# Swedish pimple tape



## beaver (Sep 28, 2010)

Anyone know where I can get the reflective tape like they use on the swedish pimples? I recently aquired a lot of them from another member here. There are several that are just plain silver and several that are losing the paint. I thought that it would be easier to use the tape than paint them the colors that I don't have.


----------



## AtticaFish (Nov 23, 2008)

I have never purchased from here, but know another guy on a different forum who uses tape from this company........... WTP, Inc.


----------



## All Eyes (Jul 28, 2004)

Something that works really well is notebook cover adhesive film in school supplies.
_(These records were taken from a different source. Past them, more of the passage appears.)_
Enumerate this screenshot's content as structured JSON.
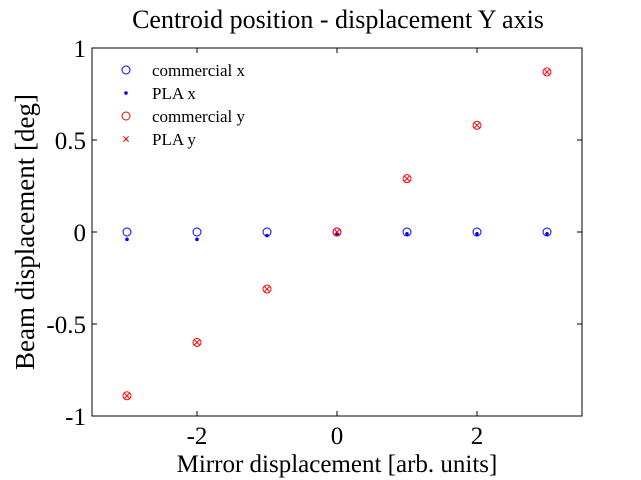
{
  "chart_data": {
    "type": "scatter",
    "title": "Centroid position - displacement Y axis",
    "xlabel": "Mirror displacement [arb. units]",
    "ylabel": "Beam displacement [deg]",
    "xlim": [
      -3.5,
      3.5
    ],
    "ylim": [
      -1,
      1
    ],
    "xticks": [
      -2,
      0,
      2
    ],
    "xtick_labels": [
      "-2",
      "0",
      "2"
    ],
    "yticks": [
      -1,
      -0.5,
      0,
      0.5,
      1
    ],
    "ytick_labels": [
      "-1",
      "-0.5",
      "0",
      "0.5",
      "1"
    ],
    "grid": false,
    "legend_position": "top-left",
    "x": [
      -3,
      -2,
      -1,
      0,
      1,
      2,
      3
    ],
    "series": [
      {
        "name": "commercial x",
        "marker": "circle",
        "color": "#0000ff",
        "values": [
          0.0,
          0.0,
          0.0,
          0.0,
          0.0,
          0.0,
          0.0
        ]
      },
      {
        "name": "PLA x",
        "marker": "dot",
        "color": "#0000ff",
        "values": [
          -0.04,
          -0.04,
          -0.02,
          -0.01,
          -0.01,
          -0.01,
          -0.01
        ]
      },
      {
        "name": "commercial y",
        "marker": "circle",
        "color": "#ff0000",
        "values": [
          -0.89,
          -0.6,
          -0.31,
          0.0,
          0.29,
          0.58,
          0.87
        ]
      },
      {
        "name": "PLA y",
        "marker": "x",
        "color": "#ff0000",
        "values": [
          -0.89,
          -0.6,
          -0.31,
          0.0,
          0.29,
          0.58,
          0.87
        ]
      }
    ]
  }
}
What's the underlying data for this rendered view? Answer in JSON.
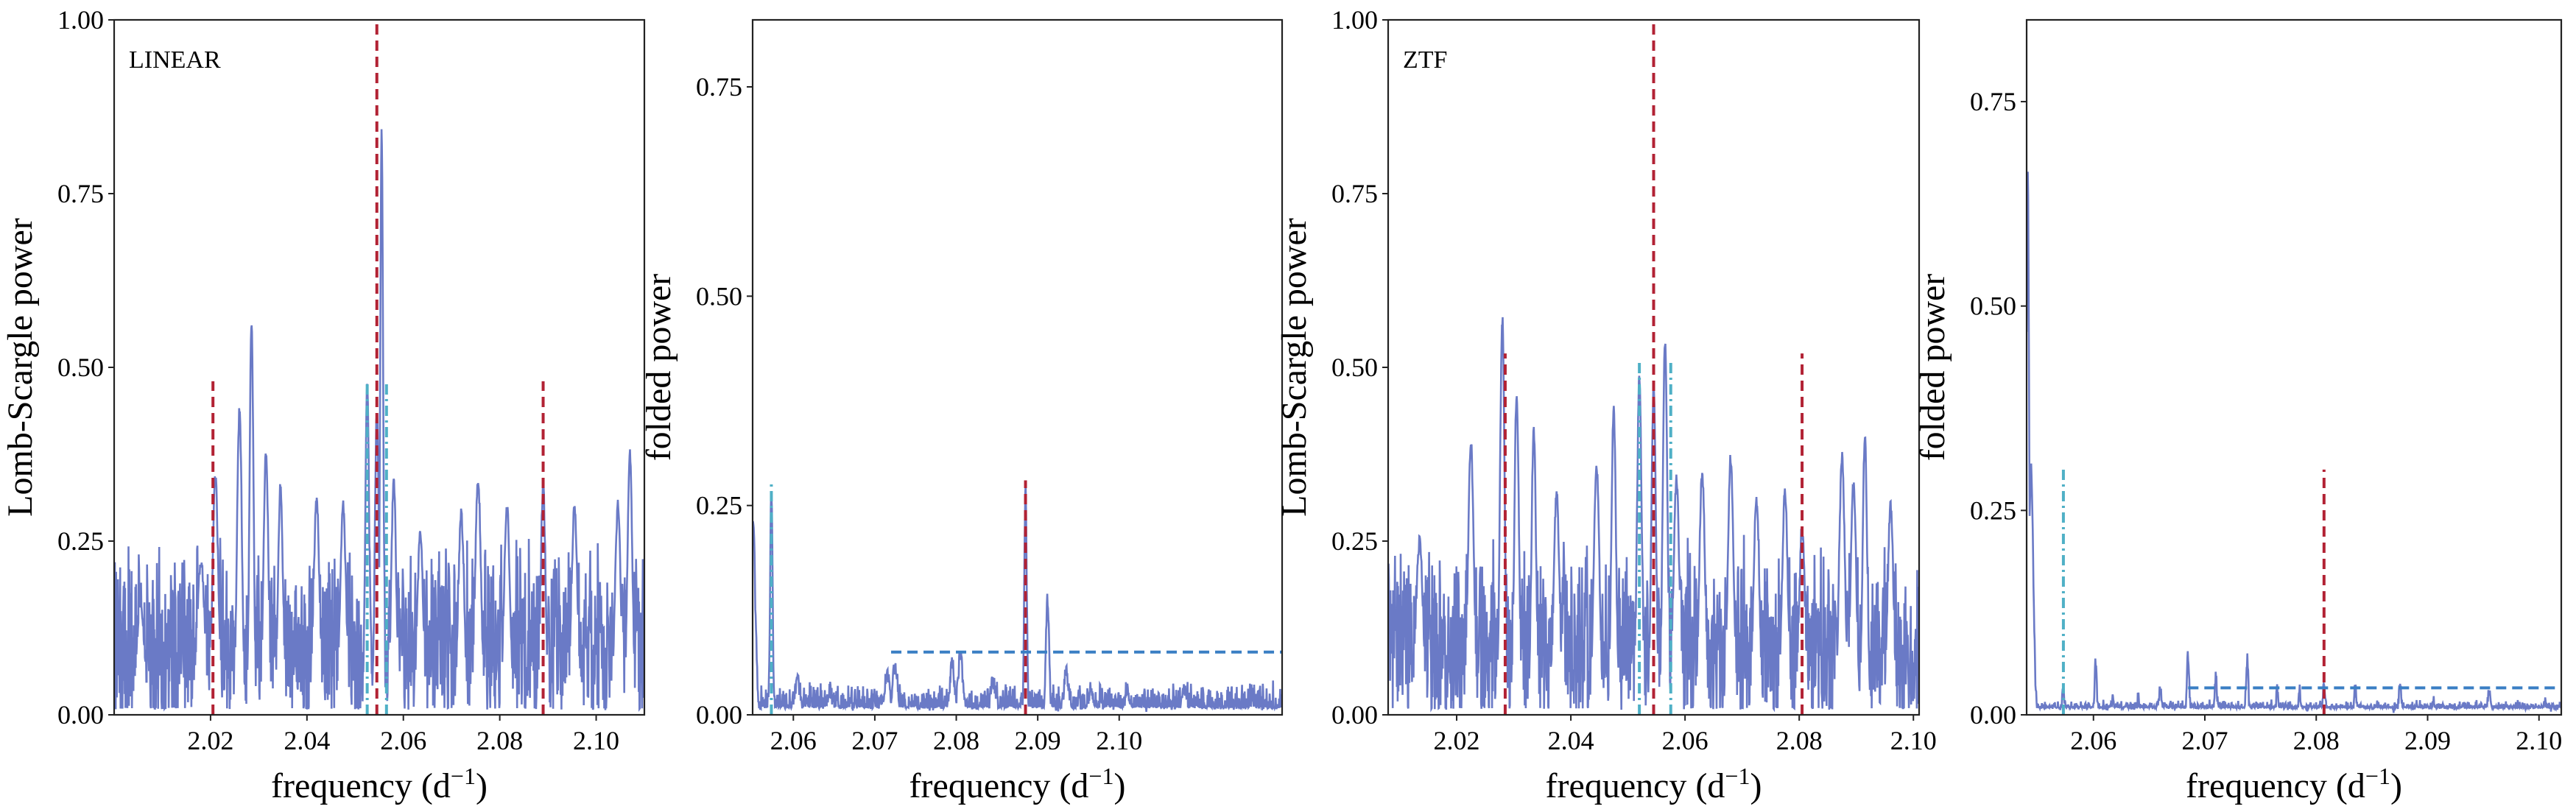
{
  "colors": {
    "spectrum": "#6a7ac6",
    "peak_marker": "#b22234",
    "alias_marker": "#4fb0c6",
    "threshold": "#3a7fc4"
  },
  "chart_data": [
    {
      "type": "line",
      "panel_label": "LINEAR",
      "xlabel": "frequency (d",
      "xlabel_sup": "−1",
      "xlabel_close": ")",
      "ylabel": "Lomb-Scargle power",
      "xlim": [
        2.0,
        2.11
      ],
      "ylim": [
        0.0,
        1.0
      ],
      "xticks": [
        2.02,
        2.04,
        2.06,
        2.08,
        2.1
      ],
      "xtick_labels": [
        "2.02",
        "2.04",
        "2.06",
        "2.08",
        "2.10"
      ],
      "yticks": [
        0.0,
        0.25,
        0.5,
        0.75,
        1.0
      ],
      "ytick_labels": [
        "0.00",
        "0.25",
        "0.50",
        "0.75",
        "1.00"
      ],
      "noise_level": 0.1,
      "noise_amplitude": 0.11,
      "peaks": [
        {
          "x": 2.0055,
          "y": 0.16,
          "w": 0.0008
        },
        {
          "x": 2.018,
          "y": 0.22,
          "w": 0.0008
        },
        {
          "x": 2.021,
          "y": 0.34,
          "w": 0.0006
        },
        {
          "x": 2.026,
          "y": 0.44,
          "w": 0.0005
        },
        {
          "x": 2.0285,
          "y": 0.57,
          "w": 0.0004
        },
        {
          "x": 2.0315,
          "y": 0.38,
          "w": 0.0005
        },
        {
          "x": 2.0345,
          "y": 0.33,
          "w": 0.0005
        },
        {
          "x": 2.042,
          "y": 0.31,
          "w": 0.0006
        },
        {
          "x": 2.0475,
          "y": 0.3,
          "w": 0.0006
        },
        {
          "x": 2.0525,
          "y": 0.48,
          "w": 0.0004
        },
        {
          "x": 2.0545,
          "y": 0.44,
          "w": 0.0004
        },
        {
          "x": 2.0555,
          "y": 0.84,
          "w": 0.0003
        },
        {
          "x": 2.058,
          "y": 0.34,
          "w": 0.0005
        },
        {
          "x": 2.0635,
          "y": 0.26,
          "w": 0.0006
        },
        {
          "x": 2.072,
          "y": 0.29,
          "w": 0.0006
        },
        {
          "x": 2.0755,
          "y": 0.34,
          "w": 0.0006
        },
        {
          "x": 2.0815,
          "y": 0.3,
          "w": 0.0006
        },
        {
          "x": 2.089,
          "y": 0.33,
          "w": 0.0005
        },
        {
          "x": 2.0955,
          "y": 0.3,
          "w": 0.0006
        },
        {
          "x": 2.1045,
          "y": 0.3,
          "w": 0.0006
        },
        {
          "x": 2.107,
          "y": 0.38,
          "w": 0.0005
        }
      ],
      "vlines": [
        {
          "x": 2.0205,
          "y0": 0.0,
          "y1": 0.48,
          "style": "dashed",
          "color": "#b22234"
        },
        {
          "x": 2.0545,
          "y0": 0.0,
          "y1": 1.0,
          "style": "dashed",
          "color": "#b22234"
        },
        {
          "x": 2.089,
          "y0": 0.0,
          "y1": 0.48,
          "style": "dashed",
          "color": "#b22234"
        },
        {
          "x": 2.0525,
          "y0": 0.0,
          "y1": 0.48,
          "style": "dashdot",
          "color": "#4fb0c6"
        },
        {
          "x": 2.0565,
          "y0": 0.0,
          "y1": 0.48,
          "style": "dashdot",
          "color": "#4fb0c6"
        }
      ],
      "hlines": []
    },
    {
      "type": "line",
      "panel_label": "",
      "xlabel": "frequency (d",
      "xlabel_sup": "−1",
      "xlabel_close": ")",
      "ylabel": "folded power",
      "xlim": [
        2.055,
        2.12
      ],
      "ylim": [
        0.0,
        0.83
      ],
      "xticks": [
        2.06,
        2.07,
        2.08,
        2.09,
        2.1
      ],
      "xtick_labels": [
        "2.06",
        "2.07",
        "2.08",
        "2.09",
        "2.10"
      ],
      "yticks": [
        0.0,
        0.25,
        0.5,
        0.75
      ],
      "ytick_labels": [
        "0.00",
        "0.25",
        "0.50",
        "0.75"
      ],
      "noise_level": 0.012,
      "noise_amplitude": 0.02,
      "peaks": [
        {
          "x": 2.0551,
          "y": 0.23,
          "w": 0.0002
        },
        {
          "x": 2.0553,
          "y": 0.12,
          "w": 0.0002
        },
        {
          "x": 2.0573,
          "y": 0.27,
          "w": 0.00015
        },
        {
          "x": 2.0605,
          "y": 0.04,
          "w": 0.0003
        },
        {
          "x": 2.0645,
          "y": 0.03,
          "w": 0.0003
        },
        {
          "x": 2.0715,
          "y": 0.05,
          "w": 0.0003
        },
        {
          "x": 2.0725,
          "y": 0.06,
          "w": 0.0003
        },
        {
          "x": 2.0795,
          "y": 0.06,
          "w": 0.0003
        },
        {
          "x": 2.0805,
          "y": 0.07,
          "w": 0.0003
        },
        {
          "x": 2.0845,
          "y": 0.04,
          "w": 0.0003
        },
        {
          "x": 2.0885,
          "y": 0.27,
          "w": 0.00015
        },
        {
          "x": 2.0912,
          "y": 0.14,
          "w": 0.0002
        },
        {
          "x": 2.0935,
          "y": 0.05,
          "w": 0.0003
        },
        {
          "x": 2.0965,
          "y": 0.03,
          "w": 0.0003
        },
        {
          "x": 2.101,
          "y": 0.03,
          "w": 0.0003
        },
        {
          "x": 2.108,
          "y": 0.03,
          "w": 0.0003
        }
      ],
      "vlines": [
        {
          "x": 2.0573,
          "y0": 0.0,
          "y1": 0.28,
          "style": "dashdot",
          "color": "#4fb0c6"
        },
        {
          "x": 2.0885,
          "y0": 0.0,
          "y1": 0.28,
          "style": "dashed",
          "color": "#b22234"
        }
      ],
      "hlines": [
        {
          "y": 0.075,
          "x0": 2.072,
          "x1": 2.12,
          "style": "dashed",
          "color": "#3a7fc4"
        }
      ]
    },
    {
      "type": "line",
      "panel_label": "ZTF",
      "xlabel": "frequency (d",
      "xlabel_sup": "−1",
      "xlabel_close": ")",
      "ylabel": "Lomb-Scargle power",
      "xlim": [
        2.008,
        2.101
      ],
      "ylim": [
        0.0,
        1.0
      ],
      "xticks": [
        2.02,
        2.04,
        2.06,
        2.08,
        2.1
      ],
      "xtick_labels": [
        "2.02",
        "2.04",
        "2.06",
        "2.08",
        "2.10"
      ],
      "yticks": [
        0.0,
        0.25,
        0.5,
        0.75,
        1.0
      ],
      "ytick_labels": [
        "0.00",
        "0.25",
        "0.50",
        "0.75",
        "1.00"
      ],
      "noise_level": 0.1,
      "noise_amplitude": 0.11,
      "peaks": [
        {
          "x": 2.0135,
          "y": 0.25,
          "w": 0.0006
        },
        {
          "x": 2.0225,
          "y": 0.39,
          "w": 0.0005
        },
        {
          "x": 2.028,
          "y": 0.57,
          "w": 0.0004
        },
        {
          "x": 2.0305,
          "y": 0.46,
          "w": 0.0004
        },
        {
          "x": 2.0335,
          "y": 0.41,
          "w": 0.0004
        },
        {
          "x": 2.0375,
          "y": 0.32,
          "w": 0.0005
        },
        {
          "x": 2.0445,
          "y": 0.36,
          "w": 0.0005
        },
        {
          "x": 2.0475,
          "y": 0.44,
          "w": 0.0004
        },
        {
          "x": 2.052,
          "y": 0.49,
          "w": 0.0004
        },
        {
          "x": 2.0545,
          "y": 0.47,
          "w": 0.0004
        },
        {
          "x": 2.0565,
          "y": 0.54,
          "w": 0.0004
        },
        {
          "x": 2.0585,
          "y": 0.34,
          "w": 0.0005
        },
        {
          "x": 2.063,
          "y": 0.35,
          "w": 0.0005
        },
        {
          "x": 2.068,
          "y": 0.37,
          "w": 0.0005
        },
        {
          "x": 2.0725,
          "y": 0.31,
          "w": 0.0005
        },
        {
          "x": 2.0775,
          "y": 0.32,
          "w": 0.0005
        },
        {
          "x": 2.0805,
          "y": 0.27,
          "w": 0.0005
        },
        {
          "x": 2.0875,
          "y": 0.37,
          "w": 0.0005
        },
        {
          "x": 2.0895,
          "y": 0.33,
          "w": 0.0005
        },
        {
          "x": 2.0915,
          "y": 0.4,
          "w": 0.0004
        },
        {
          "x": 2.096,
          "y": 0.3,
          "w": 0.0005
        }
      ],
      "vlines": [
        {
          "x": 2.0285,
          "y0": 0.0,
          "y1": 0.52,
          "style": "dashed",
          "color": "#b22234"
        },
        {
          "x": 2.0545,
          "y0": 0.0,
          "y1": 1.0,
          "style": "dashed",
          "color": "#b22234"
        },
        {
          "x": 2.0805,
          "y0": 0.0,
          "y1": 0.52,
          "style": "dashed",
          "color": "#b22234"
        },
        {
          "x": 2.052,
          "y0": 0.0,
          "y1": 0.51,
          "style": "dashdot",
          "color": "#4fb0c6"
        },
        {
          "x": 2.0575,
          "y0": 0.0,
          "y1": 0.51,
          "style": "dashdot",
          "color": "#4fb0c6"
        }
      ],
      "hlines": []
    },
    {
      "type": "line",
      "panel_label": "",
      "xlabel": "frequency (d",
      "xlabel_sup": "−1",
      "xlabel_close": ")",
      "ylabel": "folded power",
      "xlim": [
        2.054,
        2.102
      ],
      "ylim": [
        0.0,
        0.85
      ],
      "xticks": [
        2.06,
        2.07,
        2.08,
        2.09,
        2.1
      ],
      "xtick_labels": [
        "2.06",
        "2.07",
        "2.08",
        "2.09",
        "2.10"
      ],
      "yticks": [
        0.0,
        0.25,
        0.5,
        0.75
      ],
      "ytick_labels": [
        "0.00",
        "0.25",
        "0.50",
        "0.75"
      ],
      "noise_level": 0.007,
      "noise_amplitude": 0.008,
      "peaks": [
        {
          "x": 2.0541,
          "y": 0.66,
          "w": 0.00012
        },
        {
          "x": 2.0544,
          "y": 0.3,
          "w": 0.0002
        },
        {
          "x": 2.0573,
          "y": 0.03,
          "w": 0.0001
        },
        {
          "x": 2.0602,
          "y": 0.065,
          "w": 0.0001
        },
        {
          "x": 2.0617,
          "y": 0.02,
          "w": 0.0001
        },
        {
          "x": 2.064,
          "y": 0.02,
          "w": 0.0001
        },
        {
          "x": 2.066,
          "y": 0.035,
          "w": 0.0001
        },
        {
          "x": 2.0685,
          "y": 0.075,
          "w": 0.0001
        },
        {
          "x": 2.071,
          "y": 0.045,
          "w": 0.0001
        },
        {
          "x": 2.0738,
          "y": 0.07,
          "w": 0.0001
        },
        {
          "x": 2.0765,
          "y": 0.03,
          "w": 0.0001
        },
        {
          "x": 2.0785,
          "y": 0.03,
          "w": 0.0001
        },
        {
          "x": 2.0807,
          "y": 0.04,
          "w": 0.0001
        },
        {
          "x": 2.0835,
          "y": 0.03,
          "w": 0.0001
        },
        {
          "x": 2.0875,
          "y": 0.04,
          "w": 0.0001
        },
        {
          "x": 2.0905,
          "y": 0.02,
          "w": 0.0001
        },
        {
          "x": 2.0955,
          "y": 0.03,
          "w": 0.0001
        },
        {
          "x": 2.1005,
          "y": 0.02,
          "w": 0.0001
        }
      ],
      "vlines": [
        {
          "x": 2.0573,
          "y0": 0.0,
          "y1": 0.3,
          "style": "dashdot",
          "color": "#4fb0c6"
        },
        {
          "x": 2.0807,
          "y0": 0.0,
          "y1": 0.3,
          "style": "dashed",
          "color": "#b22234"
        }
      ],
      "hlines": [
        {
          "y": 0.033,
          "x0": 2.0685,
          "x1": 2.102,
          "style": "dashed",
          "color": "#3a7fc4"
        }
      ]
    }
  ]
}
Pat Catans has a nice color assortment of different holographic sparkle stuff in notebook sized sheets. It's almost like a foil/plastic hybrid material that's thin, waterproof, and sticks great to clean metal. Here are a couple of gold blades I have done with it. These were several years ago and are still holding up great.


----------



## heron153 (Apr 30, 2008)

It's amazing how many office supply stores and craft stores don't realize they are selling fishing stuff!!


----------



## Whaler (Nov 16, 2004)

Thanks for the info All eyes !


----------



## All Eyes (Jul 28, 2004)

Here are some of the different colors and patterns that Pat Catan's has. I would imagine that most places like Hobby Lobby, Micheal's, etc. also carry it. This stuff is really hard to photograph, but you get the idea. I have been using it on my home made spoons and blades for years. It holds up well on clean, non dimpled metal. I wouldn't trust the adhesive for covering old paint or decals, or for contoured edges.


----------



## beaver (Sep 28, 2010)

Exactly what I was looking for. Thanks!


----------



## All Eyes (Jul 28, 2004)

Another option for narrow spoons like pimples is gift ribbon. You can find it in most drug stores or anywhere that sells cards and wrapping paper. Adhere it with 2 part epoxy.


----------



## BRB (Jan 29, 2011)

....................


----------